Your BMR is the amount of calories your burn in an average day. An equation won’t give you an exact figure but it will give you a ballpark estimate of how much you should be eating. This website provides a great calculator that includes the Harris-Benedict Equation which accounts for exercise.

 

Now, if you’re trying to gain weight, add 500 calories. If you’re trying to lose weight, subtract 500 and if you’re happy where you are, leave it the same.

 

Step 2: What should your diet consist of?

 

I’m a fan of the 40/30/30 split. That means that 40% of your calories should be from protein, 30% from carbohydrates and 30% from fat.

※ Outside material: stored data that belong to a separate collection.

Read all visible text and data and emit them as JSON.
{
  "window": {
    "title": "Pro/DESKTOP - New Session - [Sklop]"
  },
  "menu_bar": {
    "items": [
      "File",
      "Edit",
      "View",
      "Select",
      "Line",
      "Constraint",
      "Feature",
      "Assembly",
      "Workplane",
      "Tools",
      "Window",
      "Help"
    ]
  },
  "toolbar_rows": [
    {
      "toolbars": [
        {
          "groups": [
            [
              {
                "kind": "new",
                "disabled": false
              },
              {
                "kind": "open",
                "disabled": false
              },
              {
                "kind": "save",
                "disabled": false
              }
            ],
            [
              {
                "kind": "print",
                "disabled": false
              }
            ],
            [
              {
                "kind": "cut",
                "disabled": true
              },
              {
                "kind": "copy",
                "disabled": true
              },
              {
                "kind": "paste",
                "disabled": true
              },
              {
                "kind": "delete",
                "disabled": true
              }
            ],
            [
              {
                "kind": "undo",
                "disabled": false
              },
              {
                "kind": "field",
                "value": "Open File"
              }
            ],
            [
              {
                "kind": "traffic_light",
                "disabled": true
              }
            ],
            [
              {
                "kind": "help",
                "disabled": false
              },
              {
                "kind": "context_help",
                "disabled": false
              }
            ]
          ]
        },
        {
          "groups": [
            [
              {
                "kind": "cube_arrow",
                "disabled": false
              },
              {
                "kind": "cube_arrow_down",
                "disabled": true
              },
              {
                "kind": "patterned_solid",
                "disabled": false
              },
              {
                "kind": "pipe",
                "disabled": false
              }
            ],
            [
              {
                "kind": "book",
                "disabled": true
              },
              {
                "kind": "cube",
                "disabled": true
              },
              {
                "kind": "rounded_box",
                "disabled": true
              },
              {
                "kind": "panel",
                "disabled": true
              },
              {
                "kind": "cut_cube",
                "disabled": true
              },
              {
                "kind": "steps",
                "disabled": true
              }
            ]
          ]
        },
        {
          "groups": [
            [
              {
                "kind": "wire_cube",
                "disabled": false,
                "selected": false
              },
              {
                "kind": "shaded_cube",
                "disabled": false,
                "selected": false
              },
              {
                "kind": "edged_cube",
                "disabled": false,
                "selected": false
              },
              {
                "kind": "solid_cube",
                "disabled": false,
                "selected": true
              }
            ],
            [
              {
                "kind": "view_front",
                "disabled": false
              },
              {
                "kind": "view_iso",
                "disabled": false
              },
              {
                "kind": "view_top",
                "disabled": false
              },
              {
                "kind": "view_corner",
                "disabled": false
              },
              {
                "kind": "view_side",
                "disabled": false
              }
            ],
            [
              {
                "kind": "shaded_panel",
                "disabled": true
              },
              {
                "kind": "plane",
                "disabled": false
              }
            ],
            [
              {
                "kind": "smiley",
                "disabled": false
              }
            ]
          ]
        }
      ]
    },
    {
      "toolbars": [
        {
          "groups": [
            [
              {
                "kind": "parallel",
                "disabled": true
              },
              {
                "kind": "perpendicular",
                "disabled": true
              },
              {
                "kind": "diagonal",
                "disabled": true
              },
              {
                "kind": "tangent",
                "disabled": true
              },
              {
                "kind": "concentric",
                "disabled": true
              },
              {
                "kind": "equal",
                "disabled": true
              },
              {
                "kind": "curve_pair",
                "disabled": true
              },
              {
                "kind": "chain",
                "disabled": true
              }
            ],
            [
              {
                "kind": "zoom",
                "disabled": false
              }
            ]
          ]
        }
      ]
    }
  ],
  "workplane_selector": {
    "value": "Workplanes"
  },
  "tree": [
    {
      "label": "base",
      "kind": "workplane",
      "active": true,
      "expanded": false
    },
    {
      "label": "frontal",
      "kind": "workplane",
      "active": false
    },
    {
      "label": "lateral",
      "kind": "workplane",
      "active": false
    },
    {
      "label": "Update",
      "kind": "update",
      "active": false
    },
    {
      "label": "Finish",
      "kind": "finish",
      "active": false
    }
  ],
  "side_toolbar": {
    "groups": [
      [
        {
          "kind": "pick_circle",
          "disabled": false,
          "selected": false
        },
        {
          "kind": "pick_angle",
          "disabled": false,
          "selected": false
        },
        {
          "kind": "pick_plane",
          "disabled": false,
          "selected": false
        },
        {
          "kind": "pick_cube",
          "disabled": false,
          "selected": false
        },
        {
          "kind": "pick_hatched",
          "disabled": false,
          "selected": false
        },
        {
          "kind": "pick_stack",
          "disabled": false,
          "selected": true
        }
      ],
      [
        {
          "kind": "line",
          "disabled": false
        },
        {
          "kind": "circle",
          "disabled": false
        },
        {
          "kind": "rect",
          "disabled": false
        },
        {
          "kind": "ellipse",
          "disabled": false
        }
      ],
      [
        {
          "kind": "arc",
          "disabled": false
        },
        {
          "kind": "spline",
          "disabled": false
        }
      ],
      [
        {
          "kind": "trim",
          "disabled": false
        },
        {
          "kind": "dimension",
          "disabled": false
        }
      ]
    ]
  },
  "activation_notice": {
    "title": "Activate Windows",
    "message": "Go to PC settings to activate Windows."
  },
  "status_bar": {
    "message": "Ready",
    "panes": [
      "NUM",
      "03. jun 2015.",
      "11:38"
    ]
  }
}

Protein and carbohydrates contain 4 calories per gram and fats contain 9 calories per gram.

 

Protein sources should consist of: beef, lamb, chicken, turkey, pork, eggs, protein powders or any other lean meats.

 

Fat sources should consist of: coconut oil, olive oil,  fish oil, nuts and seeds, grass-fed butter, or eggs.

 

Carbohydrate sources should consist of: any and all vegetables, such as sweet potatoes, carrots, leafy greens, etc. Minimize intake of very starchy grains and vegetables such as breads, pastas, white potatoes, and rice. Occasional intake is fine but these should not be the cornerstone of your carbohydrate choices.

 

Step 3: Tools for success

 

The Lose It! iPhone and Android app is a great choice for calculating calories on the go. For the number-cruncher, NutritionData will break down the content of food to the individual fatty acids, vitamins and a whole lot more.

 

Step 4: Don’t Overthink, Don’t Stress

 

You don’t need to stress if you diet isn’t perfect. The negative effects of stress are much worse than the negative effects of a 90% perfect diet. If you want to have a slice of pizza with friends or a few drinks, that’s fine, just don’t do it in excess and keep it within your macros.